A Q&A WITH LINDA MATHER

Hello, I’m Linda Mather, author of the New Forest Murder series and the Zodiac Murder Mysteries.  I was born in Wallasey, Cheshire and now live in Worcestershire, near where the Zodiac Murders are set. I love to set my books in mysterious, beautiful parts of England.  My CV is  wide and varied: afternoon tea waitress at a seaside hotel, assistant Private Investigator, tele-sales, teacher,  HR  professional, now author.  It’s true, the jobs (and the pay!) improved once I qualified in my profession but, throughout it all, I mainly wanted to write crime fiction and I’ve been saving up stories along the way.

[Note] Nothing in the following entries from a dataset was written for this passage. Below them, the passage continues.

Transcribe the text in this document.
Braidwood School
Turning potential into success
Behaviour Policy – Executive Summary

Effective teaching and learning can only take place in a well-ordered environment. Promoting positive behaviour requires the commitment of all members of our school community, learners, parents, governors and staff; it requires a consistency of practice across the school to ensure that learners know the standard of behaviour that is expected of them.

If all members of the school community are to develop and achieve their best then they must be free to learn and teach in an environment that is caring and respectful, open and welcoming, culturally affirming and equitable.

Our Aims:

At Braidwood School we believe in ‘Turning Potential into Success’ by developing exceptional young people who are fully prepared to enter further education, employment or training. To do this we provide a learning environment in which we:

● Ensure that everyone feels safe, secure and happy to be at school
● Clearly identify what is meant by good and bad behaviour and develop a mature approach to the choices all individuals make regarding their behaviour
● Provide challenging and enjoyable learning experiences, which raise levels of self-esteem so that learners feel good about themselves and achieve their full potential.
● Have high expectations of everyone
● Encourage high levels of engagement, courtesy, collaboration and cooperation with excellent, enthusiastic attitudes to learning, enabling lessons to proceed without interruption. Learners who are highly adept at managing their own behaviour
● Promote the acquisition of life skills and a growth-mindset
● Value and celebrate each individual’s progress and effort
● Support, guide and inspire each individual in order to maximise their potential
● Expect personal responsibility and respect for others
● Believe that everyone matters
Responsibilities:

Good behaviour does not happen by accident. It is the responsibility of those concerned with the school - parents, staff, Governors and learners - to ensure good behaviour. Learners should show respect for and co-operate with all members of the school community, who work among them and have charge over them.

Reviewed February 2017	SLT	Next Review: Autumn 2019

Nothing is wasted on a writer!  As you can imagine, I didn’t enjoy all of those jobs, but one of the best was when I lived and worked in the New Forest, where the new police series is set.

Why did you choose the setting of the New Forest for this series?

Although I love living in Worcestershire, I found I was missing the Forest.  I once lived in the centre of the New Forest in a brick-built Forest cottage, just like DCI Elinor Saxby’s, and it was as idyllic as it sounds.  The shadowy forest, apparently safe and beautiful, struck me as full of secrets and stories. There are small communities, squat churches, the famous ponies and thatched pubs, deluged by tourists in summer.  Yet there are hiding places in the woods and lonely sites in the marshy places by the coast and on the open heaths where you might come across a disused airfield with stories from the past.

 

This balance of safety and shadows, the sense of mystery and permanence felt right for a crime story. In the New Forest series, you will encounter dark shadows, you’ll be taken down secretive, dipping paths until you are not sure where you are.  There will be clues.  There will be moments of peril and deep doubt.  And you know you’ll arrive safely out of the Forest, somehow unscathed, the mystery cleared and the loss resolved.

 

How did the inspiration for this series come to you?

When I lived in Lymington, which is on the south coast, just outside the Forest boundary, my train to work, which met the ferry from Isle of Wight, ran on a single track through the Forest. Looking out of the sea-smeared train windows into the depths of the woods in early mornings gave me that particular fizz of excitement, which sparked the stories.  

 

I wanted to place DCI Elinor Saxby in this rural environment: a city-born woman, who’s had both successes and traumas in her long police career.  She joins a small, distrustful CID team, who believe she has only joined them to ‘cruise before retirement.’  As she faces a murder inquiry in the first week, both she and the team will soon be tested.

 

Inspiration for Death in the New Forest actually came to me on holiday in Spain! I was lounging beside a swimming pool in a small hotel, set in an olive grove and I watched the pool maintenance man carefully lock the shed containing the chlorine gas for the pool.  The hotel soon transformed into a boutique spa hotel surrounded by pines, at the top of a steep hill leading to a Forest village.  

 

What has been your most enjoyable part to write so far?

I most enjoy writing about my police team.  Elinor is a tough, intelligent cop with a complicated past and a future in her new role, leading the New Forest CID team, to which she never seems quite able to commit.  Nancy and her boss, Les, are at opposite ends of their careers and she sees him like almost like a kindly uncle. Although he often has to put her right, she still thinks she knows best.   These characters plus the Forest setting carry me forward from book to book and I hope readers enjoy them as much as I do!

 

What are you currently reading?

 I studied American literature at Uni so there are many American classics on my bookshelf.  Hemingway, Fitzgerald, Chandler are all heroes of mine. It was Sue Grafton’s alphabet series which inspired me to write the Zodiac Murder Mysteries, working through the signs of the zodiac, murder by murder!  My favourite British crime writer is Ruth Rendell and I also love Louise Penny’s Canadian series set in the village Three Pines.  I often have a nature book on the bedside table and, at present, I’m very much enjoying The Secret History of Twilight by Sally Coulthard.